Me gustaría desconocernos.
No ser para vos más que una posibilidad incierta. No saber ya siquiera tu nombre y que yo pueda inventar el mío.
Que seamos nuevos, frescos, despojados del óxido que acumulamos estos meses. Que incluso en nuestro pretender ser, volvamos a querer impresionarnos. Que el quizá verte me mueva a usar la camisa que creo me hace más linda.
Redescubrirte siempre. No memorizar nunca tu cuerpo.
Volver a lo más remoto de nuestra primera realidad y tener la libertad de moldearla una y otra vez: no usar ya la camisa que creo me hace más linda ni vos decirme que lo estoy. Que me confieses a tientas lo que amas y lo que te revienta, aunque te cueste verme ir. O quedarme a ser tu compañera.
Y que esto de desconocernos no entrañe un riesgo solo, sino un abanico de ellos, pero que aun no siendo el uno para el otro más que una posibilidad incierta, elijamos siempre encontrarnos.
Petrela




Mabel
Lo desconocido hace que nos veamos más atraídos, entusiastas, luego de todo esto, empieza una gran batalla en la cual nos impregnamos de tal forma y cometemos tantos errores que quisiéramos volver a comenzar. Un comienzo que sería muy difícil de llevar y conseguir. Un abrazo Petrela desde Andalucía y Feliz Año Nuevo.
Petrela
Y sobreviene la cotidianidad, de la que también es un continuo intentar escapar.

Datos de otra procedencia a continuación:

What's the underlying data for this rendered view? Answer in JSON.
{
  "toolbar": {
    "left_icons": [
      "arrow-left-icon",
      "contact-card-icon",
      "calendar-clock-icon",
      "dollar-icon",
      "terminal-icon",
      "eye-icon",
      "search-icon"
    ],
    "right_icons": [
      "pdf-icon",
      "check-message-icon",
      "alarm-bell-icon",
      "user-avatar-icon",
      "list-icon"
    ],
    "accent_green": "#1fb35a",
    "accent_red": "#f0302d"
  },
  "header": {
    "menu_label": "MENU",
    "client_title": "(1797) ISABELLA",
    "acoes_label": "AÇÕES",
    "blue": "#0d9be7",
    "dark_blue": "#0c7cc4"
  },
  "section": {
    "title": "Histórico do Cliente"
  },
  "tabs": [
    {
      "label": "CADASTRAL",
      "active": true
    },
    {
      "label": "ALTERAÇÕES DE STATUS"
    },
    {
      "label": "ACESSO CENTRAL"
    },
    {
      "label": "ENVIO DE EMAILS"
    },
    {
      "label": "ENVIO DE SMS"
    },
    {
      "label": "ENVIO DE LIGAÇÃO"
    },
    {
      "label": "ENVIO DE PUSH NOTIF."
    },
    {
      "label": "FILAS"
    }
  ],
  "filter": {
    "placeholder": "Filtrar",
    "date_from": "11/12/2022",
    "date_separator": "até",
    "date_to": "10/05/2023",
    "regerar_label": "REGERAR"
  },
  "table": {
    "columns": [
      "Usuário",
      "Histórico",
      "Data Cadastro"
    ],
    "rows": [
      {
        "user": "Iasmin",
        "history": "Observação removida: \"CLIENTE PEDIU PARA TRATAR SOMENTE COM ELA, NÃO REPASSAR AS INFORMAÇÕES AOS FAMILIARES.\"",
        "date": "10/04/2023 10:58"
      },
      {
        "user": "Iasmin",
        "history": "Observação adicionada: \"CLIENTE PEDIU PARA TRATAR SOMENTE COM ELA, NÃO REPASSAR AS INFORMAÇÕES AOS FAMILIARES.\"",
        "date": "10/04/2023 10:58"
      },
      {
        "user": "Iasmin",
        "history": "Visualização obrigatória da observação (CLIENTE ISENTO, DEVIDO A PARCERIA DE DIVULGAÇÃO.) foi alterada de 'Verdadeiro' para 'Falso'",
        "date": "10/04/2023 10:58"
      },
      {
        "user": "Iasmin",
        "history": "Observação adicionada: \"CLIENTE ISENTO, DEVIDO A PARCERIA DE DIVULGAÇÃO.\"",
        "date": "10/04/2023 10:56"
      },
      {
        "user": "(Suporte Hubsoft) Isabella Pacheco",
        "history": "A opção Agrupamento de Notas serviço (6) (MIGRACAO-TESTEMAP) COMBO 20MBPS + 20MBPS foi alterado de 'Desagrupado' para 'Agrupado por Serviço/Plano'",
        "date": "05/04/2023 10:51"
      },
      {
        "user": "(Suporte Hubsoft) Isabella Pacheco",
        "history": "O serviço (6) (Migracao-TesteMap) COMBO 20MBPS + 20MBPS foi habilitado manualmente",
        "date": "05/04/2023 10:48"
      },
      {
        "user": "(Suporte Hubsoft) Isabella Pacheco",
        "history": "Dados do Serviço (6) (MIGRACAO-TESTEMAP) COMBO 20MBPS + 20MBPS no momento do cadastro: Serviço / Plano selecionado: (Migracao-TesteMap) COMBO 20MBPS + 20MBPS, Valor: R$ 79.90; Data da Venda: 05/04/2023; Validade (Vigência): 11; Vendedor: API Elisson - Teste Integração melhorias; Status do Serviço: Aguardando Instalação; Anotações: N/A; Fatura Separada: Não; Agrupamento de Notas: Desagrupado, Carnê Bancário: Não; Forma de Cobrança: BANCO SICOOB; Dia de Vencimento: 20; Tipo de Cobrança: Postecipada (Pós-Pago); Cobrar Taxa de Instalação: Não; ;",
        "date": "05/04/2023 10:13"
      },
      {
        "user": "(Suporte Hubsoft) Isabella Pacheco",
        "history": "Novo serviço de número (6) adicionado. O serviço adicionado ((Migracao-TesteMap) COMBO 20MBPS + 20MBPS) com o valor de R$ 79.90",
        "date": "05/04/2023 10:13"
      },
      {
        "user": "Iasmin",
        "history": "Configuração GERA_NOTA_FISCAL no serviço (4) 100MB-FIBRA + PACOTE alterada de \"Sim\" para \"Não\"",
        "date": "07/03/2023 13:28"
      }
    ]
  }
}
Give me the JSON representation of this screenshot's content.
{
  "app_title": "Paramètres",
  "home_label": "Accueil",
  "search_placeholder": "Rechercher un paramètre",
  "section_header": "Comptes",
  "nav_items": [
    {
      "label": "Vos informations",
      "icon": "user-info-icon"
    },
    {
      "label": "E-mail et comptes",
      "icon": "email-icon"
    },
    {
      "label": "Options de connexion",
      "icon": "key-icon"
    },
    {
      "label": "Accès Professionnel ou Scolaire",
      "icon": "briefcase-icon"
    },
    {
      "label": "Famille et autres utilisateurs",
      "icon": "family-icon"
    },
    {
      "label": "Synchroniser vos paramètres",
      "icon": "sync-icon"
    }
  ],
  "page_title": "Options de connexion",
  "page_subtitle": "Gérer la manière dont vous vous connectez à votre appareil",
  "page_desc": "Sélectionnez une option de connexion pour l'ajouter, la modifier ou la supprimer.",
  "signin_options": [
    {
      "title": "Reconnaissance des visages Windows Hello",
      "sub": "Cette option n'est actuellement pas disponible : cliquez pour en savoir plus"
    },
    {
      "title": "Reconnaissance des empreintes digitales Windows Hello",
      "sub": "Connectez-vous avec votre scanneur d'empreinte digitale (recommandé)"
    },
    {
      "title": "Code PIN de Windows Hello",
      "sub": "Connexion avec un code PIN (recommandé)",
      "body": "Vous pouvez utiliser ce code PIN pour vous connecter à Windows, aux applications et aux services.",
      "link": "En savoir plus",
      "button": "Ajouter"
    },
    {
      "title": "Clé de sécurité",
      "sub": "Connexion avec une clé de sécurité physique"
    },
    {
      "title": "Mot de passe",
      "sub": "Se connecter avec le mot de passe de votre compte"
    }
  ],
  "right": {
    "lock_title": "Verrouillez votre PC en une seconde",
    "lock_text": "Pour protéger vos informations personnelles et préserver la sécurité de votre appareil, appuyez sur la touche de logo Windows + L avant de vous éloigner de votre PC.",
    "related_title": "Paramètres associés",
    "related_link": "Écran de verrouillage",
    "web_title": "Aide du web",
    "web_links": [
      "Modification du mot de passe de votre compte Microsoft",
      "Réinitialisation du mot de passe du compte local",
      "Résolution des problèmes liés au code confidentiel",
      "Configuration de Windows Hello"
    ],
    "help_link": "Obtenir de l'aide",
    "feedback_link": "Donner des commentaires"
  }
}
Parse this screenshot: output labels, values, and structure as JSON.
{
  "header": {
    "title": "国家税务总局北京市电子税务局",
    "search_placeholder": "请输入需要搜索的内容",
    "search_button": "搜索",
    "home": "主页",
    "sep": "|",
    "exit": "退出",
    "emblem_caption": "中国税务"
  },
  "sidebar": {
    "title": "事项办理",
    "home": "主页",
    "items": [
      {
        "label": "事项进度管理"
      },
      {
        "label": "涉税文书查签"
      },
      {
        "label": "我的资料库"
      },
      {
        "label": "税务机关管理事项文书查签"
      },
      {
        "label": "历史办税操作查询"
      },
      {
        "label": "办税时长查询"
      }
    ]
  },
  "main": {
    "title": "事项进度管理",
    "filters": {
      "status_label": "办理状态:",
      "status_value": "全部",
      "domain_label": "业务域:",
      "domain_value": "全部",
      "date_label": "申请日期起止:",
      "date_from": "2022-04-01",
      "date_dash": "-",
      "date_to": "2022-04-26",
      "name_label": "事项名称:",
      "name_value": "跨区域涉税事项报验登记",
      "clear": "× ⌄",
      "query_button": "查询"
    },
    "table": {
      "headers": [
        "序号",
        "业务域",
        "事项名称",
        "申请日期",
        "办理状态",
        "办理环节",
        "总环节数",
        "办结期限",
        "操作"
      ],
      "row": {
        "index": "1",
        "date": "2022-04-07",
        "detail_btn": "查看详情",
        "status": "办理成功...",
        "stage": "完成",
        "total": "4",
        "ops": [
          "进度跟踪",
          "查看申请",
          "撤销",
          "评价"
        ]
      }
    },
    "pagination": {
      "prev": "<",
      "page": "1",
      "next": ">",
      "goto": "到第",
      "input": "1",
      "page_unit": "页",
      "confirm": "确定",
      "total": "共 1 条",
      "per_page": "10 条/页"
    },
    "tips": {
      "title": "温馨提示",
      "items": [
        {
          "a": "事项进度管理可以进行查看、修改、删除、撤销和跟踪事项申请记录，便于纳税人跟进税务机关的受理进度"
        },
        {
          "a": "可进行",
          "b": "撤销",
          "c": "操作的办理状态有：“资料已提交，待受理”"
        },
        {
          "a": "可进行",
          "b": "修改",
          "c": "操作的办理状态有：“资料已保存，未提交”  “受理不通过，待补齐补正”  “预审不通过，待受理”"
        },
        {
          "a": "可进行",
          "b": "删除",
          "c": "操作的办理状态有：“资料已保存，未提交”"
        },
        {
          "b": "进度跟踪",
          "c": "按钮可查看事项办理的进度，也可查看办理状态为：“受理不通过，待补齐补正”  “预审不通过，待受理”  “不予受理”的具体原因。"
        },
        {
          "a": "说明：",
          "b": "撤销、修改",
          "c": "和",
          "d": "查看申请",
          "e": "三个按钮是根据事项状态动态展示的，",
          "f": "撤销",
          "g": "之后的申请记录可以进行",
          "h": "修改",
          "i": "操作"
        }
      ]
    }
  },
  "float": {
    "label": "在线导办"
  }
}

Gracias por tu bello comentario, Mabel. Un abrazo hasta allá.
Esruza
Muy buen relato, ojalá se pudiera hacer éso, recomenzar cada día.
Mi voto y saludos
Thougart
Precioso Petrela. Mi voto.
VIMON
Bellos pensamientos, muy poéticos.
Petrela
Gracias, Vimon! Saludos.
María Serleg
Me ha gustado mucho, muy bello!! Un abrazo y Feliz Año Nuevo!